Mounties found tears and reconciliation
Final column in series


The Cree used to call them "the men with no legs." They didn't walk among
the people. They just drove up in their police cars.

They came for people's children, or with handcuffs, or to stop the exchange
of gifts that breached anti-potlatch laws. They came to carry out the
wishes of the federal Indian agent, who didn't tolerate any tradition but
the white man's.

The red serge of the RCMP hasn't been a welcome sight in many native
communities. And while police were just doing their job as law enforcers of
the day, RCMP Insp. John Grant knows that it has long been time for an
apology.

The VisionQuest journey into 21 Indian communities from Hazelton to
Victoria is "probably the most important trip the RCMP ever made since the
march west in 1873," said Grant. With 50 RCMP members aboard the three
VisionQuest canoes, the red serge is returning this time with a much
different message. "I don't think the organization has stepped up before
and said, 'We're sorry.' What an opportunity this has been for the RCMP to
come into the communities the First Nations way," said Grant, who organized
VisionQuest with artist Roy Henry Vickers.

The emotional impact of the VisionQuest journey was greatest in the
isolated mainland villages, where elders wept as the canoes landed on the
beach. Some hadn't seen a canoe in their village since childhood; for many,
the sight was a poignant reminder of a time before residential schools,
alcohol, suicide, despair.

Newlyweds Gary and Linda Manzer signed on with VisionQuest mostly for the
chance at a month-long canoe trip but will end it Sunday having witnessed
something much more profound than scenery.

"It's been incredibly emotional.
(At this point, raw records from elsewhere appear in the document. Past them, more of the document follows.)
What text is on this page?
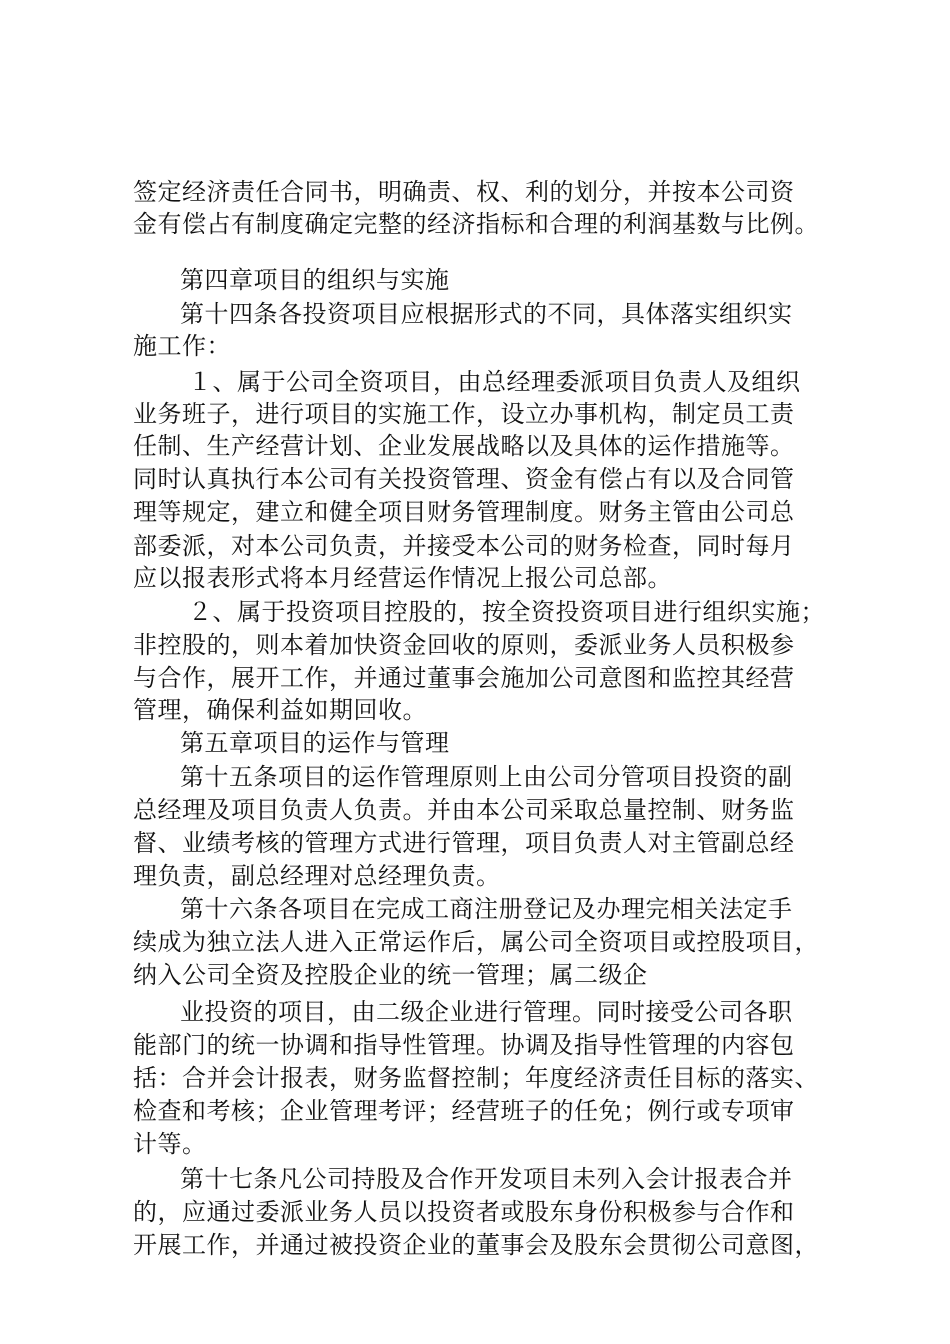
签定经济责任合同书，明确责、权、利的划分，并按本公司资
金有偿占有制度确定完整的经济指标和合理的利润基数与比例。
第四章项目的组织与实施
第十四条各投资项目应根据形式的不同，具体落实组织实
施工作：
１、属于公司全资项目，由总经理委派项目负责人及组织
业务班子，进行项目的实施工作，设立办事机构，制定员工责
任制、生产经营计划、企业发展战略以及具体的运作措施等。
同时认真执行本公司有关投资管理、资金有偿占有以及合同管
理等规定，建立和健全项目财务管理制度。财务主管由公司总
部委派，对本公司负责，并接受本公司的财务检查，同时每月
应以报表形式将本月经营运作情况上报公司总部。
２、属于投资项目控股的，按全资投资项目进行组织实施；
非控股的，则本着加快资金回收的原则，委派业务人员积极参
与合作，展开工作，并通过董事会施加公司意图和监控其经营
管理，确保利益如期回收。
第五章项目的运作与管理
第十五条项目的运作管理原则上由公司分管项目投资的副
总经理及项目负责人负责。并由本公司采取总量控制、财务监
督、业绩考核的管理方式进行管理，项目负责人对主管副总经
理负责，副总经理对总经理负责。
第十六条各项目在完成工商注册登记及办理完相关法定手
续成为独立法人进入正常运作后，属公司全资项目或控股项目，
纳入公司全资及控股企业的统一管理；属二级企
业投资的项目，由二级企业进行管理。同时接受公司各职
能部门的统一协调和指导性管理。协调及指导性管理的内容包
括：合并会计报表，财务监督控制；年度经济责任目标的落实、
检查和考核；企业管理考评；经营班子的任免；例行或专项审
计等。
第十七条凡公司持股及合作开发项目未列入会计报表合并
的，应通过委派业务人员以投资者或股东身份积极参与合作和
开展工作，并通过被投资企业的董事会及股东会贯彻公司意图，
It has meant so much to the people in the
villages to have the police coming in, saying they're sorry and they want
to help the people heal," said Linda Manzer.
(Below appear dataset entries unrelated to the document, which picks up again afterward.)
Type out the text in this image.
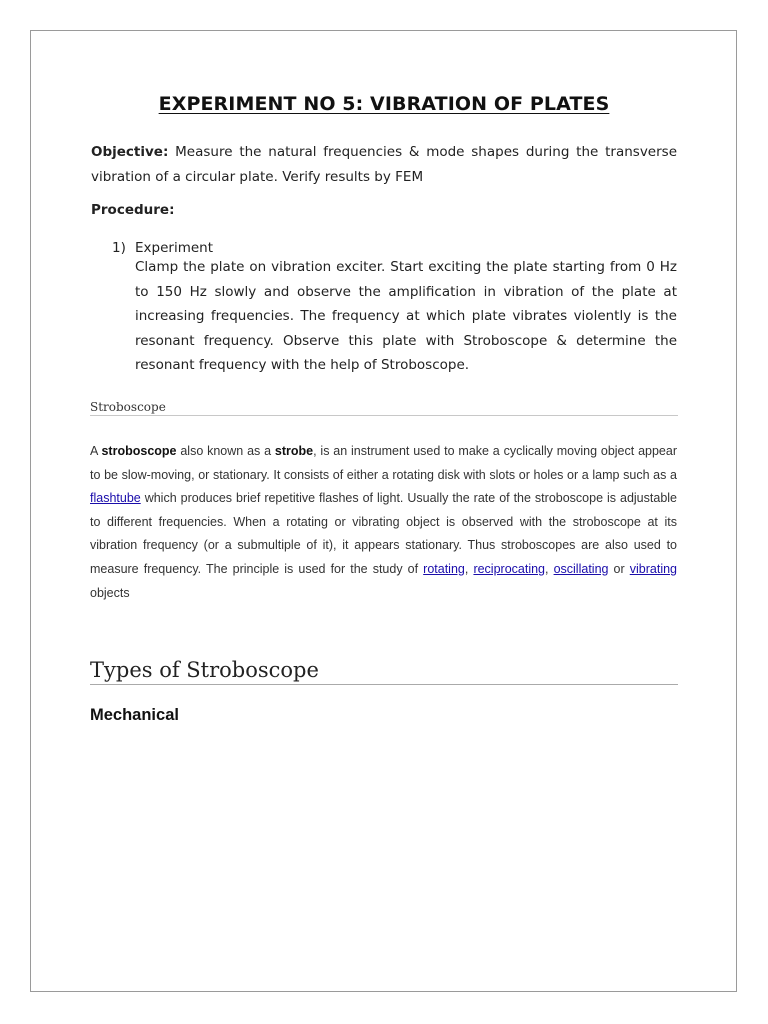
EXPERIMENT NO 5: VIBRATION OF PLATES
Objective: Measure the natural frequencies & mode shapes during the transverse vibration of a circular plate. Verify results by FEM
Procedure:
1) Experiment
Clamp the plate on vibration exciter. Start exciting the plate starting from 0 Hz to 150 Hz slowly and observe the amplification in vibration of the plate at increasing frequencies. The frequency at which plate vibrates violently is the resonant frequency. Observe this plate with Stroboscope & determine the resonant frequency with the help of Stroboscope.
Stroboscope
A stroboscope also known as a strobe, is an instrument used to make a cyclically moving object appear to be slow-moving, or stationary. It consists of either a rotating disk with slots or holes or a lamp such as a flashtube which produces brief repetitive flashes of light. Usually the rate of the stroboscope is adjustable to different frequencies. When a rotating or vibrating object is observed with the stroboscope at its vibration frequency (or a submultiple of it), it appears stationary. Thus stroboscopes are also used to measure frequency. The principle is used for the study of rotating, reciprocating, oscillating or vibrating objects
Types of Stroboscope
Mechanical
Philip Lincoln, paddling with VisionQuest since Klemtu, said the
1,600-kilometre journey has been "a really strong start" to mending
relations between First Nations and RCMP: "All the villages have been able
to talk to these guys like people."

At 20, Lincoln has been through the deaths of three of his six siblings,
two of them lost to drugs and alcohol. Early death runs like a plague
through native communities, their culture in government-orchestrated
shambles for more than a century.

I cried when I heard John Grant apologize in the Comox bighouse. It was
just a moment, a single sentence, but there had been so many sad stories
before it and so many still to come.

"Before we left on this journey, an elder told us - a roomful of tough
Mounties - to bring lots of Kleenex, because we were going to need it. All
of us kind of shrugged it off," said RCMP Staff Sgt. Ed Hill. "But now,
there's not a guy among us who hasn't cried."

The 70 RCMP and civilian paddlers will have been a month on the water when
they and Tribal Journeys make the final pull Sunday into the Inner Harbor.
There have been tears and arguments, miserable weather and injury, but
there have also been water fights and sun on the water and the awareness
that change is coming, and they are part of it.
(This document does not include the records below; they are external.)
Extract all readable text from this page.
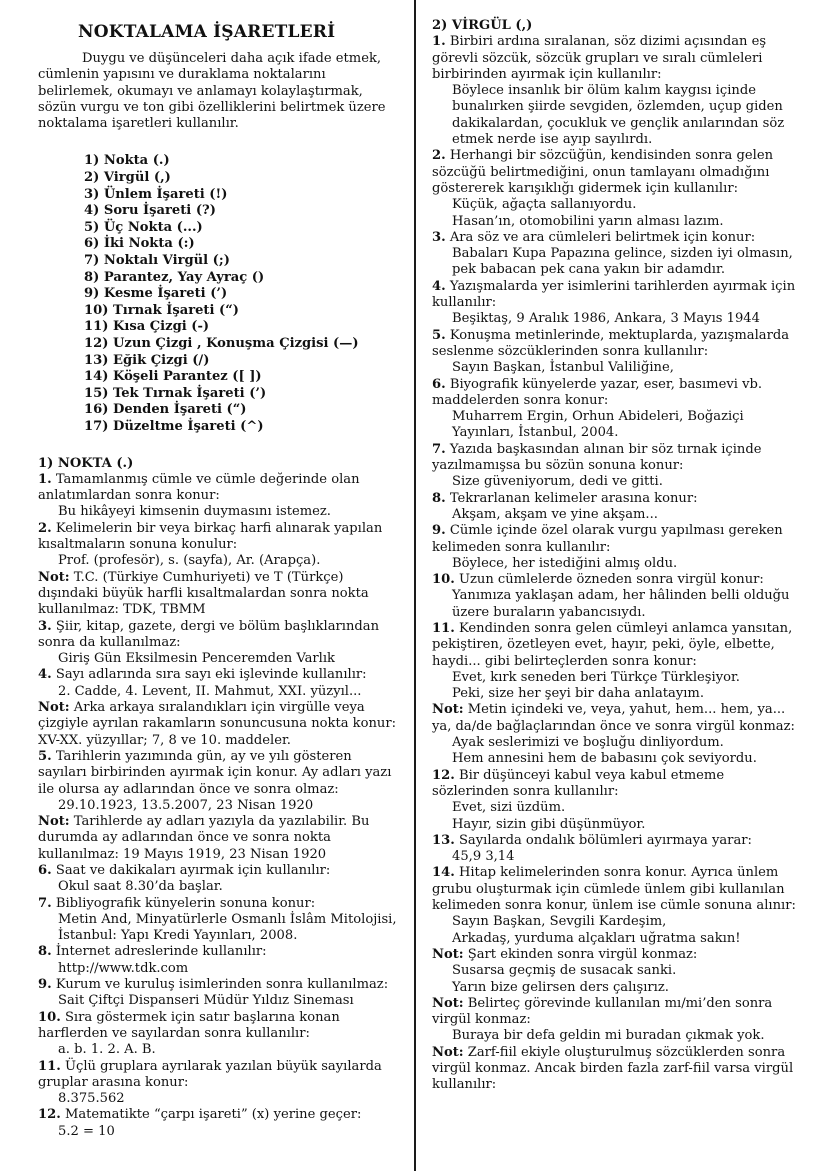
NOKTALAMA İŞARETLERİ

Duygu ve düşünceleri daha açık ifade etmek, cümlenin yapısını ve duraklama noktalarını belirlemek, okumayı ve anlamayı kolaylaştırmak, sözün vurgu ve ton gibi özelliklerini belirtmek üzere noktalama işaretleri kullanılır.

1) Nokta (.)
2) Virgül (,)
3) Ünlem İşareti (!)
4) Soru İşareti (?)
5) Üç Nokta (...)
6) İki Nokta (:)
7) Noktalı Virgül (;)
8) Parantez, Yay Ayraç ()
9) Kesme İşareti (’)
10) Tırnak İşareti (“)
11) Kısa Çizgi (-)
12) Uzun Çizgi , Konuşma Çizgisi (—)
13) Eğik Çizgi (/)
14) Köşeli Parantez ([ ])
15) Tek Tırnak İşareti (’)
16) Denden İşareti (“)
17) Düzeltme İşareti (^)
1) NOKTA (.)

1. Tamamlanmış cümle ve cümle değerinde olan anlatımlardan sonra konur:

Bu hikâyeyi kimsenin duymasını istemez.

2. Kelimelerin bir veya birkaç harfi alınarak yapılan kısaltmaların sonuna konulur:

Prof. (profesör), s. (sayfa), Ar. (Arapça).

Not: T.C. (Türkiye Cumhuriyeti) ve T (Türkçe) dışındaki büyük harfli kısaltmalardan sonra nokta kullanılmaz: TDK, TBMM

3. Şiir, kitap, gazete, dergi ve bölüm başlıklarından sonra da kullanılmaz:

Giriş Gün Eksilmesin Penceremden Varlık

4. Sayı adlarında sıra sayı eki işlevinde kullanılır:

2. Cadde, 4. Levent, II. Mahmut, XXI. yüzyıl...

Not: Arka arkaya sıralandıkları için virgülle veya çizgiyle ayrılan rakamların sonuncusuna nokta konur: XV-XX. yüzyıllar; 7, 8 ve 10. maddeler.

5. Tarihlerin yazımında gün, ay ve yılı gösteren sayıları birbirinden ayırmak için konur. Ay adları yazı ile olursa ay adlarından önce ve sonra olmaz:

29.10.1923, 13.5.2007, 23 Nisan 1920

Not: Tarihlerde ay adları yazıyla da yazılabilir. Bu durumda ay adlarından önce ve sonra nokta kullanılmaz: 19 Mayıs 1919, 23 Nisan 1920

6. Saat ve dakikaları ayırmak için kullanılır:

Okul saat 8.30’da başlar.

7. Bibliyografik künyelerin sonuna konur:

Metin And, Minyatürlerle Osmanlı İslâm Mitolojisi, İstanbul: Yapı Kredi Yayınları, 2008.

8. İnternet adreslerinde kullanılır:

http://www.tdk.com

9. Kurum ve kuruluş isimlerinden sonra kullanılmaz:

Sait Çiftçi Dispanseri Müdür Yıldız Sineması

10. Sıra göstermek için satır başlarına konan harflerden ve sayılardan sonra kullanılır:

a. b. 1. 2. A. B.

11. Üçlü gruplara ayrılarak yazılan büyük sayılarda gruplar arasına konur:

8.375.562

12. Matematikte “çarpı işareti” (x) yerine geçer:

5.2 = 10

2) VİRGÜL (,)

1. Birbiri ardına sıralanan, söz dizimi açısından eş görevli sözcük, sözcük grupları ve sıralı cümleleri birbirinden ayırmak için kullanılır:

Böylece insanlık bir ölüm kalım kaygısı içinde bunalırken şiirde sevgiden, özlemden, uçup giden dakikalardan, çocukluk ve gençlik anılarından söz etmek nerde ise ayıp sayılırdı.

2. Herhangi bir sözcüğün, kendisinden sonra gelen sözcüğü belirtmediğini, onun tamlayanı olmadığını göstererek karışıklığı gidermek için kullanılır:

Küçük, ağaçta sallanıyordu.

Hasan’ın, otomobilini yarın alması lazım.

3. Ara söz ve ara cümleleri belirtmek için konur:

Babaları Kupa Papazına gelince, sizden iyi olmasın, pek babacan pek cana yakın bir adamdır.

4. Yazışmalarda yer isimlerini tarihlerden ayırmak için kullanılır:

Beşiktaş, 9 Aralık 1986, Ankara, 3 Mayıs 1944

5. Konuşma metinlerinde, mektuplarda, yazışmalarda seslenme sözcüklerinden sonra kullanılır:

Sayın Başkan, İstanbul Valiliğine,

6. Biyografik künyelerde yazar, eser, basımevi vb. maddelerden sonra konur:

Muharrem Ergin, Orhun Abideleri, Boğaziçi Yayınları, İstanbul, 2004.

7. Yazıda başkasından alınan bir söz tırnak içinde yazılmamışsa bu sözün sonuna konur:

Size güveniyorum, dedi ve gitti.

8. Tekrarlanan kelimeler arasına konur:

Akşam, akşam ve yine akşam...

9. Cümle içinde özel olarak vurgu yapılması gereken kelimeden sonra kullanılır:

Böylece, her istediğini almış oldu.

10. Uzun cümlelerde özneden sonra virgül konur:

Yanımıza yaklaşan adam, her hâlinden belli olduğu üzere buraların yabancısıydı.

11. Kendinden sonra gelen cümleyi anlamca yansıtan, pekiştiren, özetleyen evet, hayır, peki, öyle, elbette, haydi... gibi belirteçlerden sonra konur:

Evet, kırk seneden beri Türkçe Türkleşiyor.

Peki, size her şeyi bir daha anlatayım.

Not: Metin içindeki ve, veya, yahut, hem... hem, ya... ya, da/de bağlaçlarından önce ve sonra virgül konmaz:

Ayak seslerimizi ve boşluğu dinliyordum.

Hem annesini hem de babasını çok seviyordu.

12. Bir düşünceyi kabul veya kabul etmeme sözlerinden sonra kullanılır:

Evet, sizi üzdüm.

Hayır, sizin gibi düşünmüyor.

13. Sayılarda ondalık bölümleri ayırmaya yarar:

45,9 3,14

14. Hitap kelimelerinden sonra konur. Ayrıca ünlem grubu oluşturmak için cümlede ünlem gibi kullanılan kelimeden sonra konur, ünlem ise cümle sonuna alınır:

Sayın Başkan, Sevgili Kardeşim,

Arkadaş, yurduma alçakları uğratma sakın!

Not: Şart ekinden sonra virgül konmaz:

Susarsa geçmiş de susacak sanki.

Yarın bize gelirsen ders çalışırız.

Not: Belirteç görevinde kullanılan mı/mi’den sonra virgül konmaz:

Buraya bir defa geldin mi buradan çıkmak yok.

Not: Zarf-fiil ekiyle oluşturulmuş sözcüklerden sonra virgül konmaz. Ancak birden fazla zarf-fiil varsa virgül kullanılır:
The work for the VisionQuest Recovery Society will continue long after the
canoe trip has ended - as Vickers notes, "this is good, but it's a small
thing in the journey of life." There is still much to be done before there
is money for an addictions recovery centre, before old hurts have healed.

For me, the journey has been to places of the heart. I met a man not so
long out of prison who makes art on lifejackets; another who is seven
months sober and celebrating; another whose songs will awaken nations. I
met RCMP who had connected to native communities long before VisionQuest,
and others who will connect from this point on.

I saw communities with little give everything, and a child with nothing
give the only quarter he had. And I was a foreigner in Indian territory
instead of the keeper of the colonial house, and I was welcomed.
Safe journeys, VisionQuesters. My life is better for having known you.